29 Ekim’de 10 Kasım’da yine meydanlardaydık

Haberin Devamı

Cumhuriyet bizleri kendi kültürüyle besledi.
Bizim dışımızda bir yerlerde kendimizi emanet ettiğimiz bir hakim yapı vardı.
Temel meselelerde askerlerin kurumsal aklına uyardık.
Bu duruma sual etmek pek aklımıza gelmezdi.
Zaten öylesine bir ideolojik biçimlemeyle yetiştiriliyorduk ki, bu sakil hal pek bir rahatsızlık uyandırmıyordu.
Bizim Atatürk’ümüz vardı. O bizlere çağdaş medeniyet yolunu işaret ediyordu.
Aslına bakarsanız özgür birey olmanın, demokrasinin ne olduğu konusunda deneyimimiz de yoktu.
“Batılı” gibi olmaya çalışmak, çağdaş olmaya yeter zannediyorduk.
Bizim gibi olmaya çalışamayanların sindirilmiş olması hepimize normal ve makul geliyordu.
Onlar bir Batılı’ya ve bağlı olarak bizim gibilere göre “görgüsüzdü, bilgisizdi, medenileşmeleri için bir fırın ekmek yemeleri” gerekiyordu.
Zaten, güvencemiz olan “büyük ağabey” onların örgütlenmesine hiçbir şekilde müsaade etmiyordu.
Sanki herkes hakkına razıydı, haddini biliyordu.
Bu şekilde yıllar yılları kovaladı. Sonra bir şeyler oldu…
Devran değişmişti.
Bu değişikliği anlayamadık.
Güvendiğimiz dağlara kar yağıyordu.
Hakkını aramak bilmediğimiz bir şeydi. Tamam, demokrasi derinleşiyordu ama biz sanki ikinci planda kalıyorduk. Tedirgin olduk. Artık onlar da vardı ama biz hazır değildik. İtirazımızı tam şekillendiremiyorduk.

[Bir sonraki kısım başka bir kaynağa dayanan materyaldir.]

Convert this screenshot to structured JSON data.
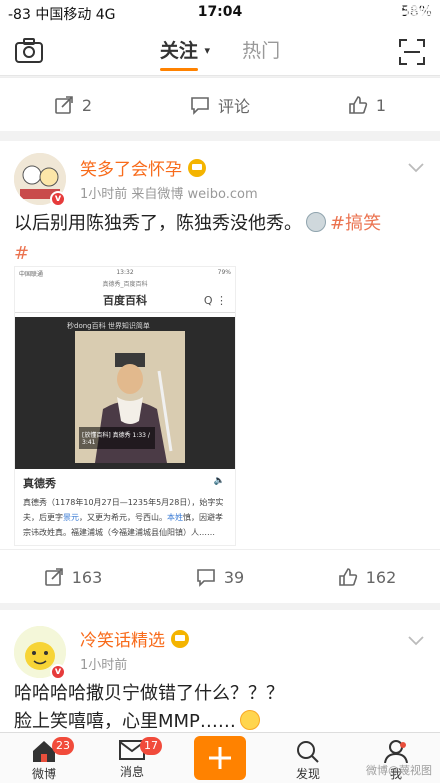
{
  "status_bar": {
    "carrier": "-83 中国移动 4G",
    "time": "17:04",
    "battery": "58%"
  },
  "watermark": "百思不得姐",
  "nav": {
    "tab_follow": "关注",
    "tab_hot": "热门"
  },
  "top_actions": {
    "repost": "2",
    "comment": "评论",
    "like": "1"
  },
  "post1": {
    "user": "笑多了会怀孕",
    "meta": "1小时前  来自微博 weibo.com",
    "text_line1": "以后别用陈独秀了，陈独秀没他秀。",
    "topic": "#搞笑",
    "text_line2": "#",
    "shot": {
      "carrier": "中国联通",
      "time": "13:32",
      "battery": "79%",
      "url": "真德秀_百度百科",
      "brand": "百度百科",
      "icons": "Q ⋮",
      "watermark": "秒dong百科 世界知识简单",
      "play": "[放懂百科] 真德秀  1:33 / 3:41",
      "title": "真德秀",
      "speaker": "🔈",
      "desc_a": "真德秀（1178年10月27日—1235年5月28日），始字实夫，后更字",
      "desc_link1": "景元",
      "desc_b": "，又更为希元，号西山。",
      "desc_link2": "本姓",
      "desc_c": "慎，因避孝宗讳改姓真。福建浦城（今福建浦城县仙阳镇）人……"
    },
    "actions": {
      "repost": "163",
      "comment": "39",
      "like": "162"
    }
  },
  "post2": {
    "user": "冷笑话精选",
    "meta": "1小时前",
    "text_line1": "哈哈哈哈撒贝宁做错了什么？？？",
    "text_line2": "脸上笑嘻嘻，心里MMP……"
  },
  "tabbar": {
    "home": "微博",
    "home_badge": "23",
    "messages": "消息",
    "messages_badge": "17",
    "discover": "发现",
    "me": "我"
  },
  "bottom_watermark": "微博@蔑视图"
}
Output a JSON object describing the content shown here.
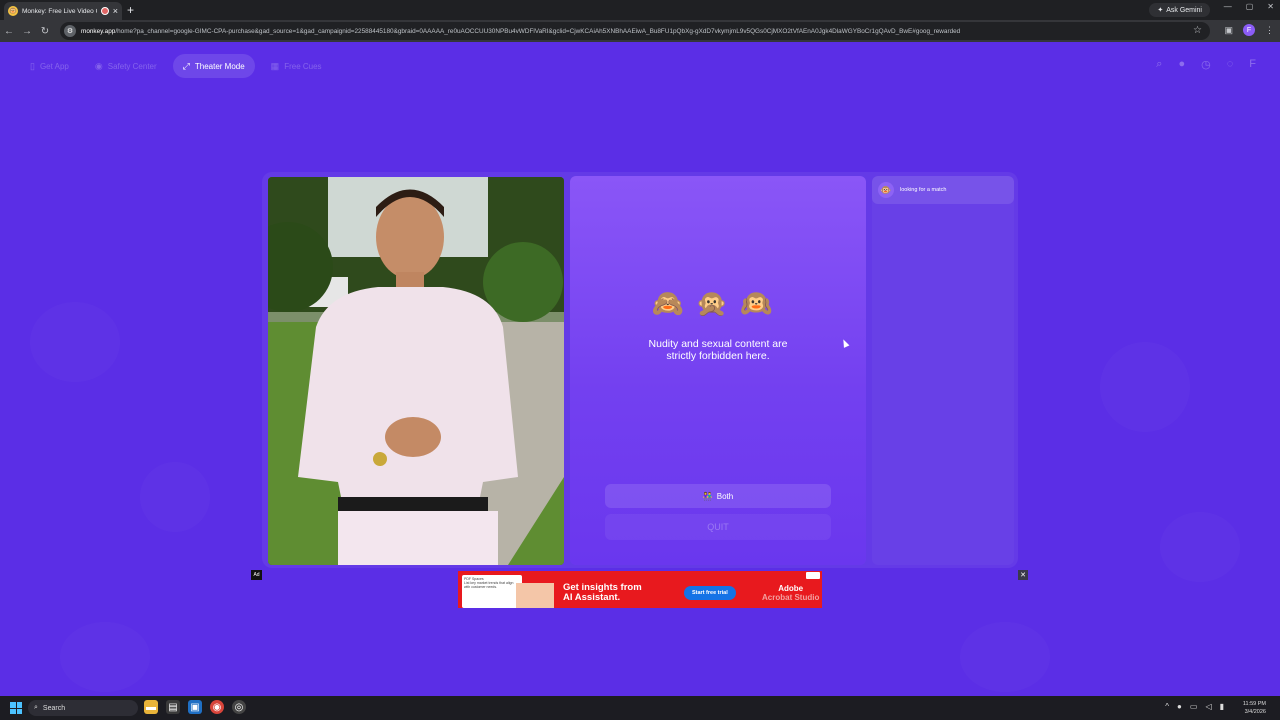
{
  "browser": {
    "tab_title": "Monkey: Free Live Video Ch",
    "new_tab": "+",
    "ask_gemini": "Ask Gemini",
    "url_domain": "monkey.app",
    "url_rest": "/home?pa_channel=google-GIMC-CPA-purchase&gad_source=1&gad_campaignid=22588445180&gbraid=0AAAAA_re0uAOCCUU30NPBu4vWDFlVaRI&gclid=CjwKCAiAh5XNBhAAEiwA_Bu8FU1pQbXg-gXdD7vkymjmL9v5QGs0CjMXO2tVfAEnA0Jgk4DlaWGYBoCr1gQAvD_BwE#goog_rewarded",
    "profile_initial": "F"
  },
  "topnav": {
    "items": [
      {
        "label": "Get App",
        "icon": "phone-icon"
      },
      {
        "label": "Safety Center",
        "icon": "shield-icon"
      },
      {
        "label": "Theater Mode",
        "icon": "expand-icon"
      },
      {
        "label": "Free Cues",
        "icon": "gift-icon"
      }
    ],
    "right_icons": [
      "search-icon",
      "coin-icon",
      "history-icon",
      "chat-icon"
    ],
    "user_initial": "F"
  },
  "center_panel": {
    "emojis": "🙈🙊🙉",
    "warning_line1": "Nudity and sexual content are",
    "warning_line2": "strictly forbidden here.",
    "both_button": "Both",
    "quit_button": "QUIT"
  },
  "side_panel": {
    "status": "looking for a match"
  },
  "ad": {
    "label": "Ad",
    "close": "✕",
    "thumb_title": "PDF Spaces",
    "thumb_text": "List key market trends that align with customer needs.",
    "headline_line1": "Get insights from",
    "headline_line2": "AI Assistant.",
    "cta": "Start free trial",
    "brand_line1": "Adobe",
    "brand_line2": "Acrobat Studio"
  },
  "taskbar": {
    "search": "Search",
    "time": "11:59 PM",
    "date": "3/4/2026"
  },
  "colors": {
    "page_bg": "#5b2ee6",
    "panel_purple": "#7a46f2",
    "ad_red": "#e8191e",
    "cta_blue": "#1473e6"
  }
}
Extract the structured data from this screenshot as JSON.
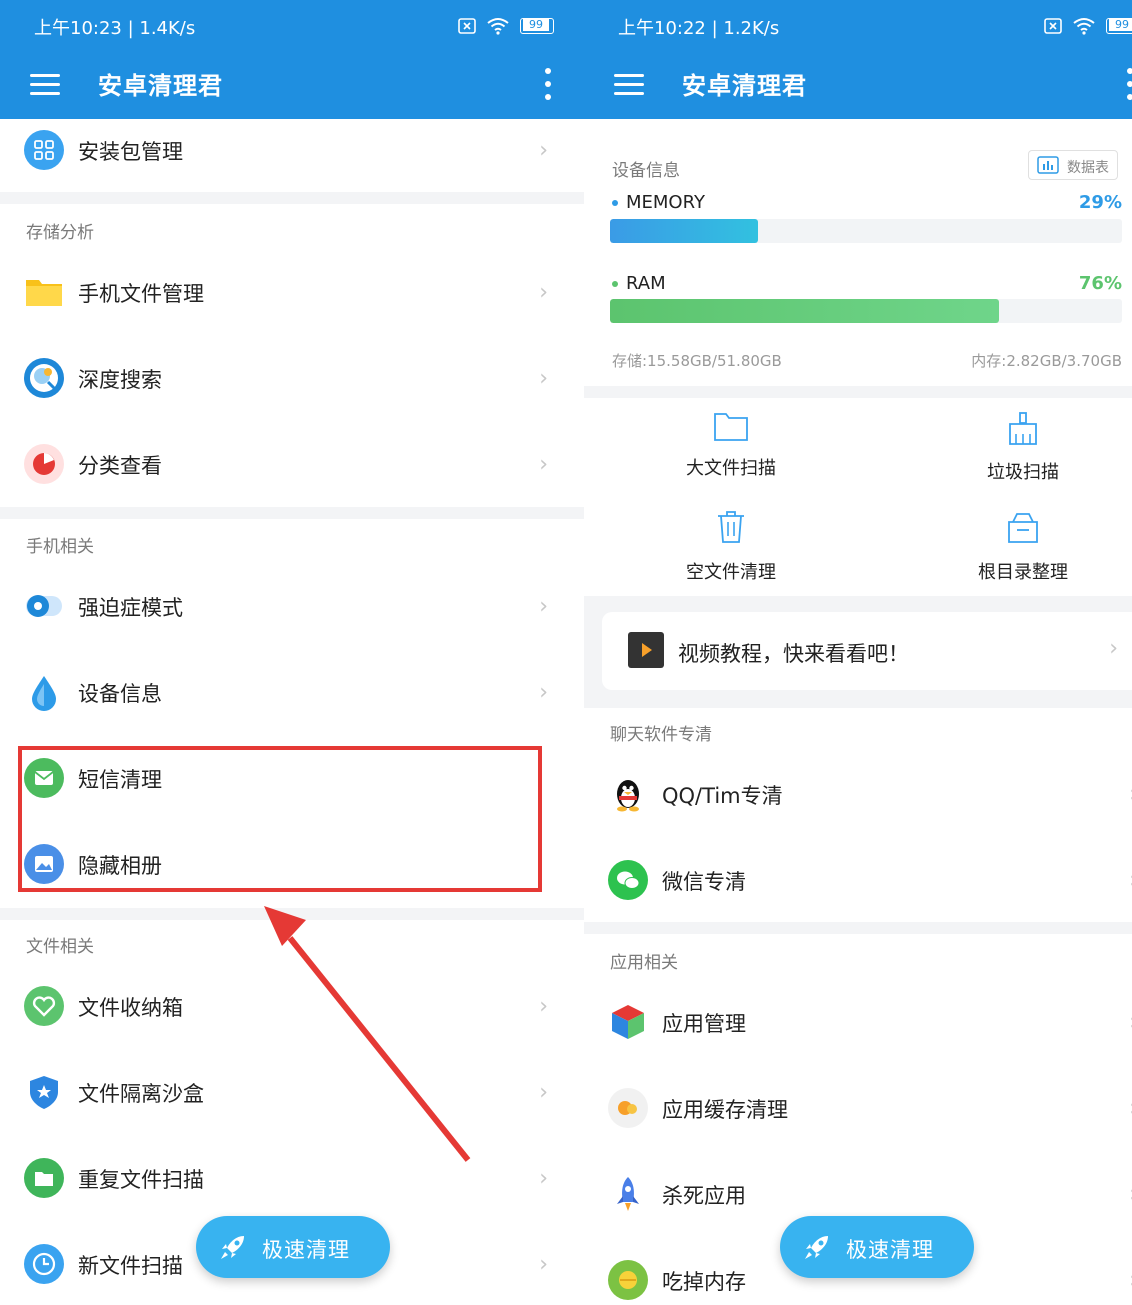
{
  "left": {
    "status": {
      "time": "上午10:23 | 1.4K/s",
      "battery": "99"
    },
    "app_title": "安卓清理君",
    "top_item": {
      "label": "安装包管理"
    },
    "sections": [
      {
        "title": "存储分析",
        "items": [
          {
            "label": "手机文件管理"
          },
          {
            "label": "深度搜索"
          },
          {
            "label": "分类查看"
          }
        ]
      },
      {
        "title": "手机相关",
        "items": [
          {
            "label": "强迫症模式"
          },
          {
            "label": "设备信息"
          },
          {
            "label": "短信清理"
          },
          {
            "label": "隐藏相册"
          }
        ]
      },
      {
        "title": "文件相关",
        "items": [
          {
            "label": "文件收纳箱"
          },
          {
            "label": "文件隔离沙盒"
          },
          {
            "label": "重复文件扫描"
          },
          {
            "label": "新文件扫描"
          }
        ]
      }
    ],
    "fab_label": "极速清理"
  },
  "right": {
    "status": {
      "time": "上午10:22 | 1.2K/s",
      "battery": "99"
    },
    "app_title": "安卓清理君",
    "device_info": {
      "title": "设备信息",
      "data_table_label": "数据表",
      "memory": {
        "label": "MEMORY",
        "percent_text": "29%",
        "fraction": 0.29,
        "color": "#2e9be6"
      },
      "ram": {
        "label": "RAM",
        "percent_text": "76%",
        "fraction": 0.76,
        "color": "#5cc46e"
      },
      "storage_text": "存储:15.58GB/51.80GB",
      "memory_text": "内存:2.82GB/3.70GB"
    },
    "tools": [
      {
        "label": "大文件扫描",
        "icon": "folder-icon"
      },
      {
        "label": "垃圾扫描",
        "icon": "broom-icon"
      },
      {
        "label": "空文件清理",
        "icon": "trash-icon"
      },
      {
        "label": "根目录整理",
        "icon": "organize-box-icon"
      }
    ],
    "video_banner": "视频教程，快来看看吧！",
    "chat_section": {
      "title": "聊天软件专清",
      "items": [
        {
          "label": "QQ/Tim专清"
        },
        {
          "label": "微信专清"
        }
      ]
    },
    "app_section": {
      "title": "应用相关",
      "items": [
        {
          "label": "应用管理"
        },
        {
          "label": "应用缓存清理"
        },
        {
          "label": "杀死应用"
        },
        {
          "label": "吃掉内存"
        }
      ]
    },
    "fab_label": "极速清理"
  },
  "colors": {
    "app_bar": "#1f8fe0",
    "highlight": "#e53935",
    "fab": "#38b3f0"
  }
}
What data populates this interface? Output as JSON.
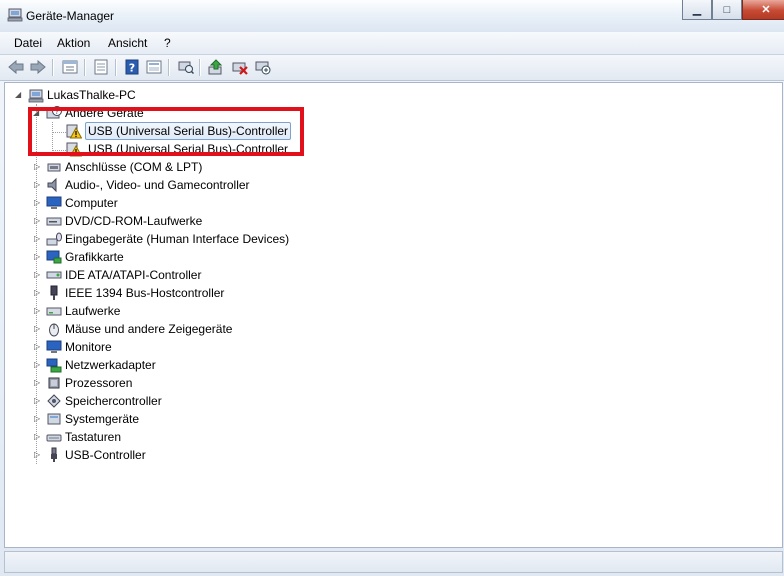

Toplanıp toplanıp yürüyüş yapmak, tepki geliştirmek, “peki sen ne istiyorsun”a doyurucu yanıt oluşturmuyordu.
Saçakları altına saklandığımız CHP karmakarışıktı.
Eski günleri özleyenleri de vardı, dönüşmeye ve yeni dönemi anlamaya çalışanı da.
Sanki pek çoğumuz bir mucize oluşacak ve bu kabustan uyanacağız beklentisindeydi.
Küçümsemeden vazgeçmeden mağdur rollere talip oluyorduk.
“Şöyle bir silkelenelim, demokrasiyi içimize sindirelim, kendi ülkemizin gerçeklerini görelim, birlikte bir arada saygıyı ve giderek sevgiyi oluşturalım, makul ve evrensel aklın rehberliğine başvuralım” diyenlerimiz hala çok azınlıktaydı.
Tıslamak, nefret etmek, çaresizliği saldırganlığına tahvil etmek, özgüvenini yitirmek, esasında bir güç olduğumuzu kapsamlı bir özeleştiriyi girişmeksizin meydanlarda hissetmeye çalışmak… Hiçbir derde deva olmuyor ve trajikomik bir görüntü ortaya çıkarıyordu.
Hala kafamız net değil, hala karmakarışığız.
Demokrasiye dair acemilik, sadece bizim değil, yeni iktidar sahiplerinin de. Bu yüzden daha bir dalgalanıyor ve kabarıyoruz. “Denizler durulmaz dalgalanmadan”.